Neste nível, novamente a multiplicidade de objetivos constitucionais envolvidos impõe desafios especiais para a justificação da decisão. A indicação de um feixe de princípios de um lado da balança contra um único princípio “do outro lado” intuitivamente já tende a enviesar o resultado. Por isso, “montar” um problema constitucional com essas características pode até ser parte de estratégia retórica voltada a tornar mais fácil a aceitação de uma posição. Além disso, a possibilidade de fundamentar racionalmente o resultado dessa espécie de cálculo é um problema mapeado e conhecido na jurisprudência da corte, especialmente pelo voto do ministro Eros Grau na ADPF 101.

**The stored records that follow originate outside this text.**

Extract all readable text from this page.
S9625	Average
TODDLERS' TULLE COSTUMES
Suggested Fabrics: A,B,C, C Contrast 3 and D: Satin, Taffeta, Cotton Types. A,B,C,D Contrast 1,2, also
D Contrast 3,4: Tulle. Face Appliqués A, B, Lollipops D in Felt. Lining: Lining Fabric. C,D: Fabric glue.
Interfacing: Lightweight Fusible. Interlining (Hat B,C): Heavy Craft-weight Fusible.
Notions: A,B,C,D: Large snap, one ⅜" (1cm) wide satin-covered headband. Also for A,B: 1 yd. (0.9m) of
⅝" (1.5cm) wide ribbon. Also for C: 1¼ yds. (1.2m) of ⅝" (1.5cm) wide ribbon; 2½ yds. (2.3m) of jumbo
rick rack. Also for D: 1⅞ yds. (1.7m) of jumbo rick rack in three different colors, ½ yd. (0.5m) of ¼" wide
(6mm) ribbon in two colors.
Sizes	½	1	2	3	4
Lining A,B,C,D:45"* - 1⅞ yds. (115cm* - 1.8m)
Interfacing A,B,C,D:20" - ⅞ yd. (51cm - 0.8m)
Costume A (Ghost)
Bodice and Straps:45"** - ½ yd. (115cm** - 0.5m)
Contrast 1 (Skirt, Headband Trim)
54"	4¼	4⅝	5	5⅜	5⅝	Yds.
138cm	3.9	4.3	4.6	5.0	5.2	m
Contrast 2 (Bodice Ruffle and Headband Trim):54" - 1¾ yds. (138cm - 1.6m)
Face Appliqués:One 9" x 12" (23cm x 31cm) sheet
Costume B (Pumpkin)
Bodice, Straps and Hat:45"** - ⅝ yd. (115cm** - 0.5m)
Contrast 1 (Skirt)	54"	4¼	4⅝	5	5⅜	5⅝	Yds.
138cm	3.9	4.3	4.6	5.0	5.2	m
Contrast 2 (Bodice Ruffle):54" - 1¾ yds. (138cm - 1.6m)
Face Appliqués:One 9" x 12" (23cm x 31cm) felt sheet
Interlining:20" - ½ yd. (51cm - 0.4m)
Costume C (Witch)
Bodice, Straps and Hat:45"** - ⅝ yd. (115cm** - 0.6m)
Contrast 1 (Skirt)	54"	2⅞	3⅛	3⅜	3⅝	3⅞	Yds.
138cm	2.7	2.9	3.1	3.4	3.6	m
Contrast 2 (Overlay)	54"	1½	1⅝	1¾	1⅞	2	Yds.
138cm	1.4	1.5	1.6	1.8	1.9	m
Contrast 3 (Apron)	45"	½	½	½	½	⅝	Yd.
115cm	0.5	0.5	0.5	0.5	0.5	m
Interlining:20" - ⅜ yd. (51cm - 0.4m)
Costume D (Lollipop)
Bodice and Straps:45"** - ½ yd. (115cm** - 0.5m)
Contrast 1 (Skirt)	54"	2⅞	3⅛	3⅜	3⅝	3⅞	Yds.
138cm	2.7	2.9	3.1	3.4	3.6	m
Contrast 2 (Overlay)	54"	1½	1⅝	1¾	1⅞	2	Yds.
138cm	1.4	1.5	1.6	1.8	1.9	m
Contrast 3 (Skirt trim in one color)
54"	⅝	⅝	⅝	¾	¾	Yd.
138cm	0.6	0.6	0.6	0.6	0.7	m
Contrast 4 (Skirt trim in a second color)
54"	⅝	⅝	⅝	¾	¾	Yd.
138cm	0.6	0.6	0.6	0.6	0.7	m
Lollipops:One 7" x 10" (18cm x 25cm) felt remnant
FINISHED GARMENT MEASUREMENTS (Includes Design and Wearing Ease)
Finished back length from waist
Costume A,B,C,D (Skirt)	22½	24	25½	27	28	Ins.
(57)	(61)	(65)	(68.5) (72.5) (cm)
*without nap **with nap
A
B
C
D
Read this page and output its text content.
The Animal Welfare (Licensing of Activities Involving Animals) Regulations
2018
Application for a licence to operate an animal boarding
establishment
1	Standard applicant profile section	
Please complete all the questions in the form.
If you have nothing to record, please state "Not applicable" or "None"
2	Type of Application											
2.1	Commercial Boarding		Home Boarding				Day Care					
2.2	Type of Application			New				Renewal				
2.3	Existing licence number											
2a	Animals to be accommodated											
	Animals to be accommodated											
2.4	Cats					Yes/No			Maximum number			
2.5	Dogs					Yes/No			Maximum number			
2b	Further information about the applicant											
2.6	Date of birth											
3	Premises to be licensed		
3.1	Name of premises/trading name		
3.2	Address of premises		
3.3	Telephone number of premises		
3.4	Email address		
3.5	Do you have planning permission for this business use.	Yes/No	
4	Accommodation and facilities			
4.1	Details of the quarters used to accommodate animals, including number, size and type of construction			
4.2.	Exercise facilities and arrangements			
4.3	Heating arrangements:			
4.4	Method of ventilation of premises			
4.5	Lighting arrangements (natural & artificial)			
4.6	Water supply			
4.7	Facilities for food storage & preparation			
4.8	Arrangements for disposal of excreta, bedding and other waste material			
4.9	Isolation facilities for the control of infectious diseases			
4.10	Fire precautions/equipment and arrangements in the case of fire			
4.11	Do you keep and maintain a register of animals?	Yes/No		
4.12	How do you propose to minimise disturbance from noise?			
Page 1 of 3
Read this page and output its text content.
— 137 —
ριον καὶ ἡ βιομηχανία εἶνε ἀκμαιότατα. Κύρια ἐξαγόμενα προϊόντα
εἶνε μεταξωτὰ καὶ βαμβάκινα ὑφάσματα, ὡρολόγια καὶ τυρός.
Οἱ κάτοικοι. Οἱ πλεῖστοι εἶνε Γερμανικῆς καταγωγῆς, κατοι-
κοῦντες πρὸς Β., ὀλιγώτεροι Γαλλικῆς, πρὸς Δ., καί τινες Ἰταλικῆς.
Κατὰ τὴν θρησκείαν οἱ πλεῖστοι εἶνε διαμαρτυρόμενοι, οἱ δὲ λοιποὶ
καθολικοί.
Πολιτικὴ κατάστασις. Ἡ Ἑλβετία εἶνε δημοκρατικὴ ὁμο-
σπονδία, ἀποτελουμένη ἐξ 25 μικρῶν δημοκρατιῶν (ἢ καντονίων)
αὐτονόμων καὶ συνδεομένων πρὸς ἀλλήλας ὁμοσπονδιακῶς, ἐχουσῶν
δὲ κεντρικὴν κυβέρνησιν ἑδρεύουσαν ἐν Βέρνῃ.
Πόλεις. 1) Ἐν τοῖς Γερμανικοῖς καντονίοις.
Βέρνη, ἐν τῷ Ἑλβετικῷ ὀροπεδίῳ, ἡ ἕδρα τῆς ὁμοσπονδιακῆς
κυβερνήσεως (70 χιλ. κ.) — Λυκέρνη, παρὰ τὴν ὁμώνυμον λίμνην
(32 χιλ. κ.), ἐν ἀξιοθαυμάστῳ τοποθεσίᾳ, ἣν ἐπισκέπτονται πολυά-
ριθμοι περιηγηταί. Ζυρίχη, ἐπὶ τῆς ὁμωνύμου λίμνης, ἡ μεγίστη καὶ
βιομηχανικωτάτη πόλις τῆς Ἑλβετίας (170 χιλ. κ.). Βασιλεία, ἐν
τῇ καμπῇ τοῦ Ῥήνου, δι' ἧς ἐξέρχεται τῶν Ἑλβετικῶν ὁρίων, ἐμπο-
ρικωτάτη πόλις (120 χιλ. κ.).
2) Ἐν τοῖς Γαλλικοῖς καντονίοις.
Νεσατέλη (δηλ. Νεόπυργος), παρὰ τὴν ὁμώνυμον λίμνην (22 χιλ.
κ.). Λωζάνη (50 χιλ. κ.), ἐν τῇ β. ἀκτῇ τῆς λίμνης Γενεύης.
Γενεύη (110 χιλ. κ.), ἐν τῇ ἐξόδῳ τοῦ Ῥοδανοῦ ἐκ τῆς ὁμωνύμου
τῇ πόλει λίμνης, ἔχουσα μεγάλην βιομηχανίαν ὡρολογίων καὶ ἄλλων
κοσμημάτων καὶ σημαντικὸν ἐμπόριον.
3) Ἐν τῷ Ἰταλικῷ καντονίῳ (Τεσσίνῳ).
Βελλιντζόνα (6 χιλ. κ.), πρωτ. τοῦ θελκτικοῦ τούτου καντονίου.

Justificar a desproporcionalidade em sentido estrito da opção estatal questionada no caso exige, por isso, cuidado especial. Nessa linha, a “fórmula do peso” oferecida por Alexy – e já empregada em decisões passadas da Corte – pode ser útil como síntese de roteiros de argumentação destinados a organizar e orientar a ponderação. Aplicada ao caso, a fórmula – equivocadamente criticada por matematizar a argumentação jurídica – não funcionaria como um “algoritmo decisório”, capaz de “gerar” uma decisão correta. Seu papel é outro: contribuir para a aceitabilidade do resultado ao fixar os pontos relevantes em torno dos quais a fundamentação poderia se desenvolver.

Isso significaria basicamente construir três cadeias de argumentação que envolvem a justificação: (i) da intensidade da interferência dos princípios envolvidos no caso; (ii) da relação de peso abstrato entre eles (o que significa apreciar a importância para o sistema constitucional, fora dos limites do caso, da liberdade e de objetivos como a proteção da vida, da saúde e da segurança, dependendo da seleção dos ministros) e (iii) da confiabilidade das premissas empíricas que suportam a promoção e a restrição dos objetivos em jogo.

Para ratificar a conclusão de Barroso, a terceira dessas análises parece ser crucial no caso, dado o amplo consenso científico em torno do papel da vacinação para combater a Covid-19. Nos termos do que Alexy chama de lei epistêmica do balanceamento, quanto maior for o peso da interferência em um direito fundamental, maior deve ser a certeza das suas premissas subjacentes. No caso, isso significa que, ainda que se afirme haver interferência grave na liberdade individual e que esta não é mais importante do que a saúde ou a vida que se encontram “do outro lado da balança”, a sua restrição poderia se justificar em razão da confiabilidade, do ponto de vista epistêmico, da posição dos especialistas sobre o tema. Justificado esse amplo consenso existente na comunidade científica, tem-se argumento poderoso em favor da falta de proporcionalidade em sentido estrito da Portaria – o que leva à sua inconstitucionalidade.

A análise da (in)constitucionalidade material da Portaria 620/2021 do Ministério do Trabalho passa por uma série de razões já apresentadas na decisão do ministro Barroso. Na análise do plenário, um bom exame de proporcionalidade, ao permitir que todos os ministros se sirvam de referências comuns para a construção dos seus votos, pode ser fundamental para ampliar a qualidade do resultado.

Mas não só nesse aspecto, o emprego consistente da proporcionalidade no caso tende a facilitar a identificação das razões de decidir capazes de orientar o enfrentamento de dilemas constitucionais semelhantes. Para a solução de casos futuros, isso significa tornar mais claros os critérios que o Supremo considera fundamentais para qualificar como justificáveis outras medidas que limitem a liberdade individual em um contexto de crise sanitária.